Town of Brownsburg Blog

Oct 1st, 2015
01:38 PM
about 3 years ago

The topic of livability, and more specifically walkability, comes up in most conversations about what makes a community a great place to live.

Brownsburg’s population has grown by nearly 50 percent over the past 20 years. We know the suburb is attractive to many new residents for its proximity to the city, its small town character, great schools and safe neighborhoods. But we also know that we have to develop new and improved amenities to serve & retain residents. A vital part of that effort is the Active Transportation System for bicycle and pedestrian travel.
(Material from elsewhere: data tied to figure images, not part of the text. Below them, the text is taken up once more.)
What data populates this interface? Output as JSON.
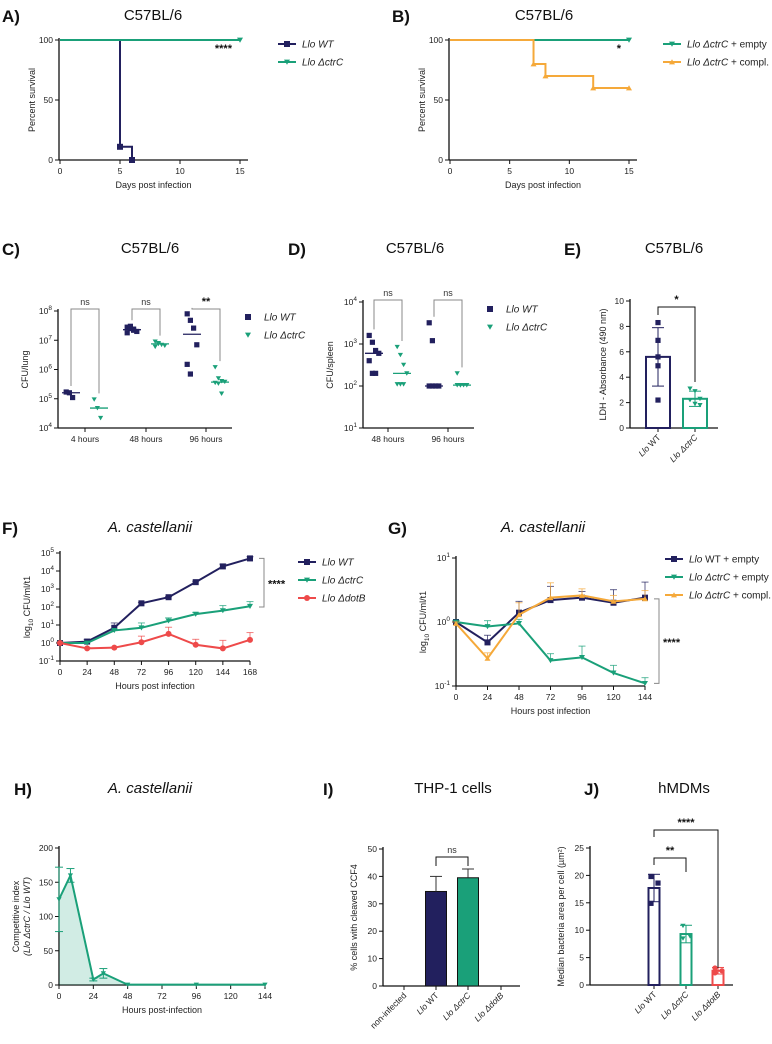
{
  "colors": {
    "wt": "#22205e",
    "ctrC": "#1aa079",
    "dotB": "#ee4a4a",
    "compl": "#f5a93a",
    "bracket": "#888888",
    "axis": "#111111"
  },
  "chart_data": [
    {
      "id": "A",
      "panel": "A)",
      "type": "line",
      "subtype": "survival-step",
      "title": "C57BL/6",
      "xlabel": "Days post infection",
      "ylabel": "Percent survival",
      "xlim": [
        0,
        15
      ],
      "ylim": [
        0,
        100
      ],
      "xticks": [
        "0",
        "5",
        "10",
        "15"
      ],
      "yticks": [
        "0",
        "50",
        "100"
      ],
      "series": [
        {
          "name": "Llo WT",
          "color_key": "wt",
          "marker": "square",
          "x": [
            0,
            5,
            5,
            6,
            6
          ],
          "y": [
            100,
            100,
            11,
            11,
            0
          ]
        },
        {
          "name": "Llo ΔctrC",
          "color_key": "ctrC",
          "marker": "triangle-down",
          "x": [
            0,
            15
          ],
          "y": [
            100,
            100
          ]
        }
      ],
      "annotations": [
        {
          "text": "****",
          "x": 15,
          "y": 94
        }
      ],
      "legend": "right"
    },
    {
      "id": "B",
      "panel": "B)",
      "type": "line",
      "subtype": "survival-step",
      "title": "C57BL/6",
      "xlabel": "Days post infection",
      "ylabel": "Percent survival",
      "xlim": [
        0,
        15
      ],
      "ylim": [
        0,
        100
      ],
      "xticks": [
        "0",
        "5",
        "10",
        "15"
      ],
      "yticks": [
        "0",
        "50",
        "100"
      ],
      "series": [
        {
          "name": "Llo ΔctrC + empty",
          "color_key": "ctrC",
          "marker": "triangle-down",
          "x": [
            0,
            15
          ],
          "y": [
            100,
            100
          ]
        },
        {
          "name": "Llo ΔctrC + compl.",
          "color_key": "compl",
          "marker": "triangle-up",
          "x": [
            0,
            7,
            7,
            8,
            8,
            12,
            12,
            15
          ],
          "y": [
            100,
            100,
            80,
            80,
            70,
            70,
            60,
            60
          ]
        }
      ],
      "annotations": [
        {
          "text": "*",
          "x": 15,
          "y": 94
        }
      ],
      "legend": "right"
    },
    {
      "id": "C",
      "panel": "C)",
      "type": "scatter",
      "subtype": "dot-plot-log",
      "title": "C57BL/6",
      "xlabel": "",
      "ylabel": "CFU/lung",
      "yscale": "log",
      "ylim": [
        10000,
        100000000
      ],
      "yticks": [
        "10^4",
        "10^5",
        "10^6",
        "10^7",
        "10^8"
      ],
      "categories": [
        "4 hours",
        "48 hours",
        "96 hours"
      ],
      "series": [
        {
          "name": "Llo WT",
          "color_key": "wt",
          "marker": "square",
          "values": [
            [
              170000,
              160000,
              110000
            ],
            [
              28000000,
              25000000,
              22000000,
              20000000,
              18000000,
              30000000,
              24000000
            ],
            [
              80000000,
              48000000,
              26000000,
              7000000,
              1500000,
              700000
            ]
          ],
          "medians": [
            160000,
            23000000,
            16000000
          ]
        },
        {
          "name": "Llo ΔctrC",
          "color_key": "ctrC",
          "marker": "triangle-down",
          "values": [
            [
              95000,
              48000,
              22000
            ],
            [
              9000000,
              8000000,
              7000000,
              6500000,
              6000000,
              7500000
            ],
            [
              1200000,
              500000,
              400000,
              380000,
              350000,
              330000,
              150000
            ]
          ],
          "medians": [
            48000,
            7500000,
            370000
          ]
        }
      ],
      "comparisons": [
        {
          "category": "4 hours",
          "label": "ns"
        },
        {
          "category": "48 hours",
          "label": "ns"
        },
        {
          "category": "96 hours",
          "label": "**"
        }
      ],
      "legend": "right"
    },
    {
      "id": "D",
      "panel": "D)",
      "type": "scatter",
      "subtype": "dot-plot-log",
      "title": "C57BL/6",
      "xlabel": "",
      "ylabel": "CFU/spleen",
      "yscale": "log",
      "ylim": [
        10,
        10000
      ],
      "yticks": [
        "10^1",
        "10^2",
        "10^3",
        "10^4"
      ],
      "categories": [
        "48 hours",
        "96 hours"
      ],
      "series": [
        {
          "name": "Llo WT",
          "color_key": "wt",
          "marker": "square",
          "values": [
            [
              1600,
              1100,
              700,
              600,
              400,
              200,
              200
            ],
            [
              3200,
              1200,
              100,
              100,
              100,
              100
            ]
          ],
          "medians": [
            600,
            100
          ]
        },
        {
          "name": "Llo ΔctrC",
          "color_key": "ctrC",
          "marker": "triangle-down",
          "values": [
            [
              850,
              550,
              320,
              200,
              110,
              110,
              110
            ],
            [
              200,
              105,
              105,
              105,
              105,
              105
            ]
          ],
          "medians": [
            200,
            105
          ]
        }
      ],
      "comparisons": [
        {
          "category": "48 hours",
          "label": "ns"
        },
        {
          "category": "96 hours",
          "label": "ns"
        }
      ],
      "legend": "right"
    },
    {
      "id": "E",
      "panel": "E)",
      "type": "bar",
      "title": "C57BL/6",
      "xlabel": "",
      "ylabel": "LDH - Absorbance (490 nm)",
      "ylim": [
        0,
        10
      ],
      "yticks": [
        "0",
        "2",
        "4",
        "6",
        "8",
        "10"
      ],
      "categories": [
        "Llo WT",
        "Llo ΔctrC"
      ],
      "bar_style": "outline",
      "series": [
        {
          "name": "LDH",
          "values": [
            5.6,
            2.3
          ],
          "errors": [
            2.3,
            0.6
          ],
          "color_keys": [
            "wt",
            "ctrC"
          ],
          "points": [
            [
              8.3,
              6.9,
              5.6,
              4.9,
              2.2
            ],
            [
              3.1,
              2.9,
              2.3,
              2.2,
              1.9,
              1.8
            ]
          ]
        }
      ],
      "comparisons": [
        {
          "from": 0,
          "to": 1,
          "label": "*"
        }
      ]
    },
    {
      "id": "F",
      "panel": "F)",
      "type": "line",
      "subtype": "log-growth",
      "title": "A. castellanii",
      "xlabel": "Hours post infection",
      "ylabel": "log10 CFU/ml/t1",
      "yscale": "log",
      "ylim": [
        0.1,
        100000
      ],
      "xlim": [
        0,
        168
      ],
      "xticks": [
        "0",
        "24",
        "48",
        "72",
        "96",
        "120",
        "144",
        "168"
      ],
      "yticks": [
        "10^-1",
        "10^0",
        "10^1",
        "10^2",
        "10^3",
        "10^4",
        "10^5"
      ],
      "x": [
        0,
        24,
        48,
        72,
        96,
        120,
        144,
        168
      ],
      "series": [
        {
          "name": "Llo WT",
          "color_key": "wt",
          "marker": "square",
          "values": [
            1,
            1.2,
            7,
            160,
            350,
            2400,
            18000,
            50000
          ],
          "errors_upper": [
            1.1,
            1.6,
            13,
            180,
            380,
            2700,
            24000,
            62000
          ]
        },
        {
          "name": "Llo ΔctrC",
          "color_key": "ctrC",
          "marker": "triangle-down",
          "values": [
            1,
            1,
            5,
            7,
            17,
            40,
            63,
            110
          ],
          "errors_upper": [
            1.1,
            1.2,
            5.5,
            13,
            25,
            50,
            120,
            200
          ]
        },
        {
          "name": "Llo ΔdotB",
          "color_key": "dotB",
          "marker": "circle",
          "values": [
            1,
            0.5,
            0.55,
            1.1,
            3.2,
            0.8,
            0.5,
            1.5
          ],
          "errors_upper": [
            1.1,
            0.55,
            0.6,
            2.4,
            7.5,
            1.6,
            1.4,
            3.8
          ]
        }
      ],
      "annotations": [
        {
          "text": "****",
          "bracket": [
            100,
            50000
          ]
        }
      ],
      "legend": "right"
    },
    {
      "id": "G",
      "panel": "G)",
      "type": "line",
      "subtype": "log-growth",
      "title": "A. castellanii",
      "xlabel": "Hours post infection",
      "ylabel": "log10 CFU/ml/t1",
      "yscale": "log",
      "ylim": [
        0.1,
        10
      ],
      "xlim": [
        0,
        144
      ],
      "xticks": [
        "0",
        "24",
        "48",
        "72",
        "96",
        "120",
        "144"
      ],
      "yticks": [
        "10^-1",
        "10^0",
        "10^1"
      ],
      "x": [
        0,
        24,
        48,
        72,
        96,
        120,
        144
      ],
      "series": [
        {
          "name": "Llo WT + empty",
          "color_key": "wt",
          "marker": "square",
          "values": [
            1,
            0.48,
            1.4,
            2.2,
            2.4,
            2.0,
            2.4
          ],
          "errors_upper": [
            1.05,
            0.62,
            2.1,
            3.6,
            3.0,
            3.2,
            4.2
          ]
        },
        {
          "name": "Llo ΔctrC + empty",
          "color_key": "ctrC",
          "marker": "triangle-down",
          "values": [
            1,
            0.85,
            0.95,
            0.25,
            0.28,
            0.16,
            0.11
          ],
          "errors_upper": [
            1.05,
            1.05,
            1.1,
            0.32,
            0.42,
            0.21,
            0.135
          ]
        },
        {
          "name": "Llo ΔctrC + compl.",
          "color_key": "compl",
          "marker": "triangle-up",
          "values": [
            0.95,
            0.27,
            1.3,
            2.4,
            2.6,
            2.1,
            2.3
          ],
          "errors_upper": [
            1.0,
            0.33,
            2.0,
            4.1,
            3.3,
            2.6,
            3.1
          ]
        }
      ],
      "annotations": [
        {
          "text": "****",
          "bracket": [
            0.11,
            2.3
          ]
        }
      ],
      "legend": "right"
    },
    {
      "id": "H",
      "panel": "H)",
      "type": "area",
      "title": "A. castellanii",
      "xlabel": "Hours post-infection",
      "ylabel": "Competitive index",
      "ylabel2": "(Llo ΔctrC / Llo WT)",
      "ylim": [
        0,
        200
      ],
      "xlim": [
        0,
        144
      ],
      "xticks": [
        "0",
        "24",
        "48",
        "72",
        "96",
        "120",
        "144"
      ],
      "yticks": [
        "0",
        "50",
        "100",
        "150",
        "200"
      ],
      "series": [
        {
          "name": "Competitive index",
          "color_key": "ctrC",
          "x": [
            0,
            8,
            24,
            31,
            48,
            96,
            144
          ],
          "values": [
            125,
            160,
            8,
            17,
            0.5,
            0.5,
            0.5
          ],
          "errors": [
            47,
            10,
            2,
            7,
            0.5,
            0.5,
            0.5
          ]
        }
      ]
    },
    {
      "id": "I",
      "panel": "I)",
      "type": "bar",
      "title": "THP-1 cells",
      "xlabel": "",
      "ylabel": "% cells with cleaved CCF4",
      "ylim": [
        0,
        50
      ],
      "yticks": [
        "0",
        "10",
        "20",
        "30",
        "40",
        "50"
      ],
      "categories": [
        "non-infected",
        "Llo WT",
        "Llo ΔctrC",
        "Llo ΔdotB"
      ],
      "bar_style": "filled",
      "series": [
        {
          "name": "% cleaved CCF4",
          "values": [
            0,
            34.5,
            39.5,
            0
          ],
          "errors": [
            0,
            5.5,
            3.2,
            0
          ],
          "color_keys": [
            "wt",
            "wt",
            "ctrC",
            "dotB"
          ]
        }
      ],
      "comparisons": [
        {
          "from": 1,
          "to": 2,
          "label": "ns"
        }
      ]
    },
    {
      "id": "J",
      "panel": "J)",
      "type": "bar",
      "title": "hMDMs",
      "xlabel": "",
      "ylabel": "Median bacteria area per cell (µm²)",
      "ylim": [
        0,
        25
      ],
      "yticks": [
        "0",
        "5",
        "10",
        "15",
        "20",
        "25"
      ],
      "categories": [
        "Llo WT",
        "Llo ΔctrC",
        "Llo ΔdotB"
      ],
      "bar_style": "outline",
      "series": [
        {
          "name": "Median area",
          "values": [
            17.7,
            9.3,
            2.6
          ],
          "errors": [
            2.5,
            1.6,
            0.6
          ],
          "color_keys": [
            "wt",
            "ctrC",
            "dotB"
          ],
          "points": [
            [
              19.8,
              18.6,
              14.9
            ],
            [
              10.8,
              8.9,
              8.5
            ],
            [
              3.1,
              2.6,
              2.2
            ]
          ]
        }
      ],
      "comparisons": [
        {
          "from": 0,
          "to": 1,
          "label": "**"
        },
        {
          "from": 0,
          "to": 2,
          "label": "****"
        }
      ]
    }
  ]
}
The Town and Brownsburg Parks conducted a community survey in 2014 in which more than 80 percent of respondents said creating additional bicycling and pedestrian facilities was of high importance. More than 90 percent said they would bike and walk more if facilities were closer to their homes. The Town’s Comprehensive Plan adopted in 2012 calls for optimizing the local transportation system to not only alleviate traffic congestion by offering an alternative means to access commercial nodes, but to better connect neighborhoods and destinations and provide a safer walking and biking environment. Development of more trails and greenways also increases recreational opportunities and will improve the quality of life and health of residents.

Many growing communities across the country have adopted the strategy of improving walkability as a draw to the community. The reported benefits of walking are not new; it’s common knowledge that we benefit physically when we are active. In a country where suburban sprawl trumps pedestrian oriented neighborhoods and spreads out our communities causing disjointed neighborhoods, it can be difficult to remain active without purposeful scheduling of “workout” time. So as planners look to make the suburbs more livable, communities should be designed with residents in mind which means walkability.  
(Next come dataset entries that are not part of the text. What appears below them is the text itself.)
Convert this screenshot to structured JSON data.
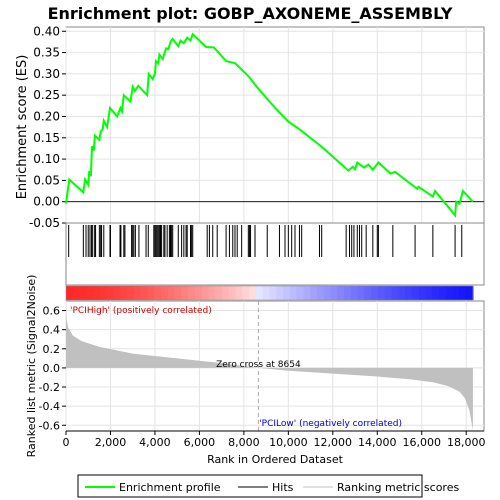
{
  "chart_data": {
    "type": "line",
    "title": "Enrichment plot: GOBP_AXONEME_ASSEMBLY",
    "enrichment_panel": {
      "ylabel": "Enrichment score (ES)",
      "ylim": [
        -0.05,
        0.41
      ],
      "yticks": [
        -0.05,
        0.0,
        0.05,
        0.1,
        0.15,
        0.2,
        0.25,
        0.3,
        0.35,
        0.4
      ],
      "ytick_labels": [
        "-0.05",
        "0.00",
        "0.05",
        "0.10",
        "0.15",
        "0.20",
        "0.25",
        "0.30",
        "0.35",
        "0.40"
      ],
      "series": [
        {
          "name": "Enrichment profile",
          "color": "#00ff00",
          "points": [
            [
              0,
              -0.005
            ],
            [
              150,
              0.052
            ],
            [
              780,
              0.022
            ],
            [
              860,
              0.052
            ],
            [
              1000,
              0.04
            ],
            [
              1050,
              0.072
            ],
            [
              1120,
              0.06
            ],
            [
              1170,
              0.13
            ],
            [
              1250,
              0.12
            ],
            [
              1300,
              0.155
            ],
            [
              1500,
              0.145
            ],
            [
              1560,
              0.165
            ],
            [
              1650,
              0.17
            ],
            [
              1700,
              0.19
            ],
            [
              1850,
              0.175
            ],
            [
              1980,
              0.22
            ],
            [
              2300,
              0.2
            ],
            [
              2450,
              0.22
            ],
            [
              2520,
              0.212
            ],
            [
              2600,
              0.25
            ],
            [
              2900,
              0.235
            ],
            [
              3000,
              0.27
            ],
            [
              3100,
              0.26
            ],
            [
              3250,
              0.272
            ],
            [
              3650,
              0.25
            ],
            [
              3720,
              0.3
            ],
            [
              3900,
              0.288
            ],
            [
              4000,
              0.3
            ],
            [
              4050,
              0.33
            ],
            [
              4150,
              0.325
            ],
            [
              4200,
              0.345
            ],
            [
              4350,
              0.335
            ],
            [
              4500,
              0.36
            ],
            [
              4600,
              0.358
            ],
            [
              4700,
              0.375
            ],
            [
              4800,
              0.382
            ],
            [
              5050,
              0.365
            ],
            [
              5150,
              0.378
            ],
            [
              5300,
              0.372
            ],
            [
              5450,
              0.385
            ],
            [
              5600,
              0.378
            ],
            [
              5700,
              0.393
            ],
            [
              6300,
              0.363
            ],
            [
              6650,
              0.362
            ],
            [
              7200,
              0.33
            ],
            [
              7600,
              0.325
            ],
            [
              8200,
              0.295
            ],
            [
              8654,
              0.265
            ],
            [
              9500,
              0.215
            ],
            [
              10000,
              0.188
            ],
            [
              10500,
              0.17
            ],
            [
              11400,
              0.133
            ],
            [
              11800,
              0.115
            ],
            [
              12700,
              0.073
            ],
            [
              12900,
              0.082
            ],
            [
              13000,
              0.076
            ],
            [
              13100,
              0.092
            ],
            [
              13400,
              0.08
            ],
            [
              13600,
              0.087
            ],
            [
              13800,
              0.075
            ],
            [
              14050,
              0.092
            ],
            [
              14600,
              0.066
            ],
            [
              14800,
              0.07
            ],
            [
              15800,
              0.03
            ],
            [
              15850,
              0.035
            ],
            [
              16500,
              0.012
            ],
            [
              16600,
              0.025
            ],
            [
              17500,
              -0.032
            ],
            [
              17550,
              0.0
            ],
            [
              17700,
              -0.005
            ],
            [
              17850,
              0.025
            ],
            [
              18300,
              0.0
            ]
          ]
        }
      ]
    },
    "hits_panel": {
      "legend_label": "Hits",
      "hit_positions": [
        120,
        780,
        900,
        1000,
        1080,
        1150,
        1200,
        1290,
        1330,
        1500,
        1560,
        1600,
        1700,
        1980,
        2000,
        2430,
        2470,
        2600,
        2650,
        2950,
        3000,
        3050,
        3120,
        3280,
        3600,
        3700,
        3950,
        4000,
        4050,
        4100,
        4150,
        4200,
        4250,
        4300,
        4400,
        4450,
        4550,
        4650,
        4700,
        4750,
        4800,
        5050,
        5200,
        5300,
        5400,
        5450,
        5600,
        5650,
        5700,
        6350,
        6450,
        6600,
        6800,
        7200,
        7350,
        7500,
        7600,
        7700,
        7900,
        8200,
        8250,
        8300,
        8500,
        9050,
        9600,
        9850,
        10000,
        10150,
        10300,
        10500,
        10600,
        11400,
        11500,
        12600,
        12750,
        12850,
        12950,
        13100,
        13200,
        13300,
        13500,
        13800,
        14000,
        14050,
        14700,
        15700,
        16500,
        17500,
        17800
      ]
    },
    "ranking_panel": {
      "legend_label": "Ranking metric scores",
      "ylabel": "Ranked list metric (Signal2Noise)",
      "ylim": [
        -0.66,
        0.7
      ],
      "yticks": [
        -0.6,
        -0.4,
        -0.2,
        0.0,
        0.2,
        0.4,
        0.6
      ],
      "ytick_labels": [
        "-0.6",
        "-0.4",
        "-0.2",
        "0.0",
        "0.2",
        "0.4",
        "0.6"
      ],
      "profile": [
        [
          0,
          0.65
        ],
        [
          30,
          0.5
        ],
        [
          100,
          0.42
        ],
        [
          300,
          0.34
        ],
        [
          700,
          0.28
        ],
        [
          1500,
          0.22
        ],
        [
          3000,
          0.15
        ],
        [
          5000,
          0.1
        ],
        [
          7000,
          0.05
        ],
        [
          8654,
          0.0
        ],
        [
          10000,
          -0.03
        ],
        [
          12000,
          -0.06
        ],
        [
          14000,
          -0.09
        ],
        [
          15500,
          -0.12
        ],
        [
          16500,
          -0.15
        ],
        [
          17200,
          -0.19
        ],
        [
          17700,
          -0.25
        ],
        [
          17950,
          -0.32
        ],
        [
          18150,
          -0.45
        ],
        [
          18280,
          -0.62
        ],
        [
          18300,
          -0.65
        ]
      ],
      "zero_cross_label": "Zero cross at 8654",
      "zero_cross": 8654,
      "pos_label": "'PCIHigh' (positively correlated)",
      "neg_label": "'PCILow' (negatively correlated)",
      "colors": {
        "pos": "#cc0000",
        "neg": "#0000cc",
        "fill": "#c0c0c0"
      }
    },
    "xaxis": {
      "xlabel": "Rank in Ordered Dataset",
      "xlim": [
        0,
        18800
      ],
      "xticks": [
        0,
        2000,
        4000,
        6000,
        8000,
        10000,
        12000,
        14000,
        16000,
        18000
      ],
      "xtick_labels": [
        "0",
        "2,000",
        "4,000",
        "6,000",
        "8,000",
        "10,000",
        "12,000",
        "14,000",
        "16,000",
        "18,000"
      ],
      "n_genes": 18300
    }
  },
  "legend": {
    "items": [
      {
        "label": "Enrichment profile",
        "color": "#00ff00",
        "kind": "line"
      },
      {
        "label": "Hits",
        "color": "#000000",
        "kind": "line"
      },
      {
        "label": "Ranking metric scores",
        "color": "#c0c0c0",
        "kind": "line"
      }
    ]
  }
}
Health is just one of the many benefits people experience in a walkable community, and it’s an important one as it’s a free activity that can increase personal well-being, longevity, good health and a better attitude and outlook on life. But walkable neighborhoods do more than just offer health benefits. According to the American Journal of Public Health pedestrian oriented neighborhoods also increase individual and collective social capital. Social capital is an umbrella term that measures things like involvement in local government and community trust.

Greater social capital has been linked with better community health, decreased crime rates and even increased economic activity. Essentially, the study found that the more walkable a community, the more social capital experienced. In pedestrian oriented communities that are highly walkable, residents are likely to walk to places such as corner markets, restaurants, schools, places of worship, public parks and other establishments necessary for life. While walking about their neighborhood, residents can interact with their surroundings more regularly and thus feel responsible for their physical community which will increase the success of initiatives meant to support local businesses. Furthermore, by regularly walking in their communities, residents will also interact more frequently with their neighbors creating a denser community network which can increase individual peace of mind, community trust and may decrease crime rates.
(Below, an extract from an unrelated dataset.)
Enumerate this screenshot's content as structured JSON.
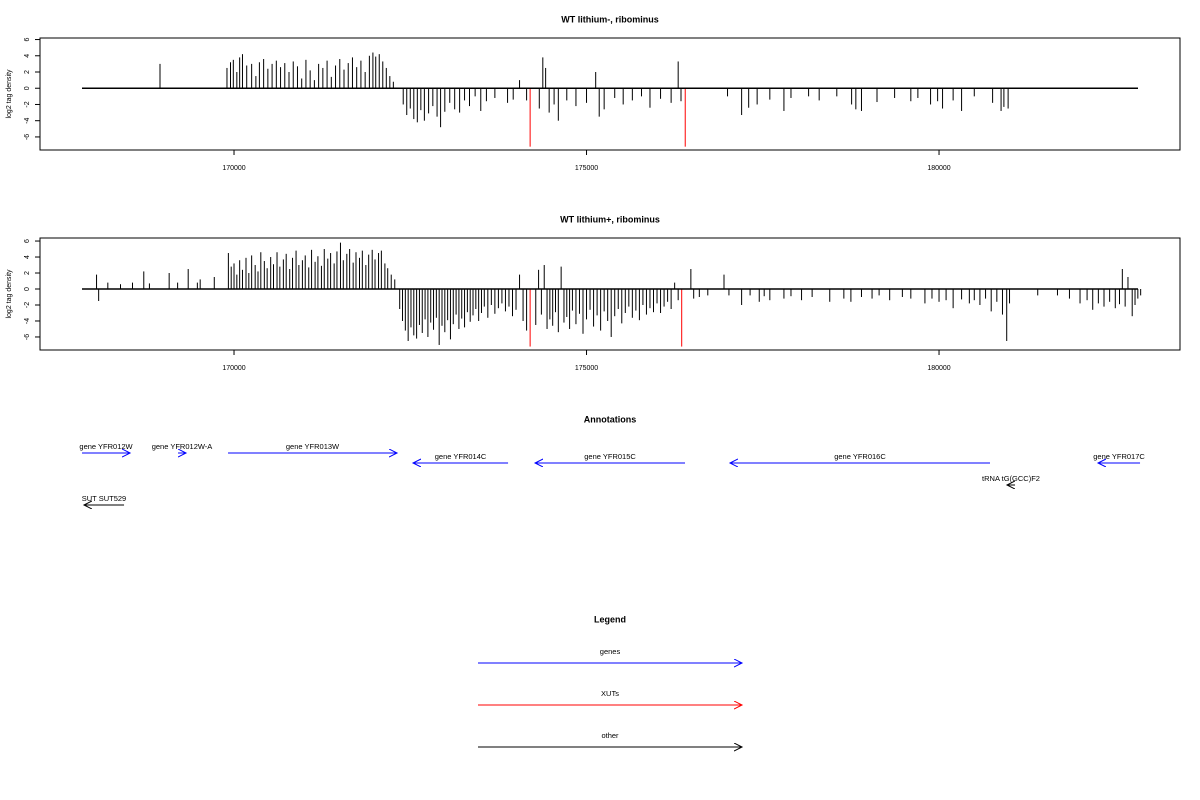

To that end, the Town has several trail projects either underway or planned for the near future. The new 4.3-mile trail on East and West Northfield Drive connects Us136 on the east with US136 on the west and links up neighborhoods like Creekside Commons, Northridge, Austin Meadows and Summer Ridge. This will now allow residents from those neighborhoods to safely access the commercial nodes at Northfield Drive and N. Green Street as well as at E. US136 & E. Northfield Drive.

The gateway landscaping project at the N. Green Street/I-74 Interchange will establish a trailhead for a new path planned to go north under I-74 in order to provide access to the neighborhoods to the north including Whittington Estates, Green Street Village and Brownsburg Point Apartments. This gateway will also offer a connection to the future White Lick Creek Greenway that will connect to Arbuckle Acres Park and Williams Park. The ultimate goal of the Greenway is to connect to the B & O Trail and then on to the Town of Avon.